Linke Streik-Solidarität vs. Liberale Produktivitätslogik 🤝📈💶⚖️

Die Linke betont anlässlich der bundesweiten Streiks im öffentlichen Dienst, dass Beschäftigte in Krankenhäusern, Verwaltungen, Schulen, Hochschulen und Kitas das alltägliche Leben sichern und oft mit Löhnen auskommen müssen, die zum Leben kaum reichen. Die Partei solidarisiert sich mit den Streikenden, kritisiert Arbeitgeber und Politik für angeblich verantwortungsloses Verhalten und fordert von Landesregierungen und Arbeitgebern ernsthafte Angebote, denn gute Arbeit und gute Löhne würden gemeinsam erkämpft.

Aus liberaler Sicht ist der Kern, dass faire Löhne und gute Arbeitsbedingungen legitim, aber wirtschaftlich tragfähig bleiben müssen. Löhne sollten sich an Produktivität und Lebenshaltungskosten orientieren, der Staat sich auf Kernaufgaben beschränken und Eingriffe in den Arbeitsmarkt nur dort erfolgen, wo sie individuelle Freiheiten erweitern oder die Grundversorgung sichern. Verbesserungen in den öffentlichen Diensten brauchen Effizienz, Digitalisierung, weniger Bürokratie und gegebenenfalls selektiven Wettbewerb oder öffentlich-private Partnerschaften, um Personal zu gewinnen und Qualität zu sichern, ohne dauerhaft neue Schulden zu schaffen.

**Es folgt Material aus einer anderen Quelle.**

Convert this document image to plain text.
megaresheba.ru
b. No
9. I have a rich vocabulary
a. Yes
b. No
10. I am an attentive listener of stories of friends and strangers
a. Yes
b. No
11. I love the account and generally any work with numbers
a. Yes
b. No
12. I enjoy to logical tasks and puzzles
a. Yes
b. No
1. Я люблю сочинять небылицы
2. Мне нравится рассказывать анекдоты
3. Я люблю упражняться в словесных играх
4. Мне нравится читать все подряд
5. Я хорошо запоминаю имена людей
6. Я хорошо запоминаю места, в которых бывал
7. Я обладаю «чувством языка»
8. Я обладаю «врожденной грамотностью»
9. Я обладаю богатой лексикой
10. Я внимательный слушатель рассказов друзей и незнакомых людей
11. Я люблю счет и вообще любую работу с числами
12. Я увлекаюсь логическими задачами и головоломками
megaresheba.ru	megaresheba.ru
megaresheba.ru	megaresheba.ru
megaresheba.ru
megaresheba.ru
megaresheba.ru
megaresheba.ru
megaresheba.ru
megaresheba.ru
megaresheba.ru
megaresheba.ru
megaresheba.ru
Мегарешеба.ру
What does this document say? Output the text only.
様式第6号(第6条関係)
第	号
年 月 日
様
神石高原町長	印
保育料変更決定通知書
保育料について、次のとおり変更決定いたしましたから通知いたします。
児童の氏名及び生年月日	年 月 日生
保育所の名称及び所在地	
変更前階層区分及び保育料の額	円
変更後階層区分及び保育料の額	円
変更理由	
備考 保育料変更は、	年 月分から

Tarifverhandlungen sollten transparent sein und sich an Produktivitätszuwächsen orientieren; Finanzierungen von Lohnerhöhungen sollten primär aus Produktivitätssteigerungen, Einsparungen und einer breiteren Steuerbasis erfolgen, damit Spielräume für Freiheit, Mobilität und Investitionen in Zukunftsfähigkeit bleiben.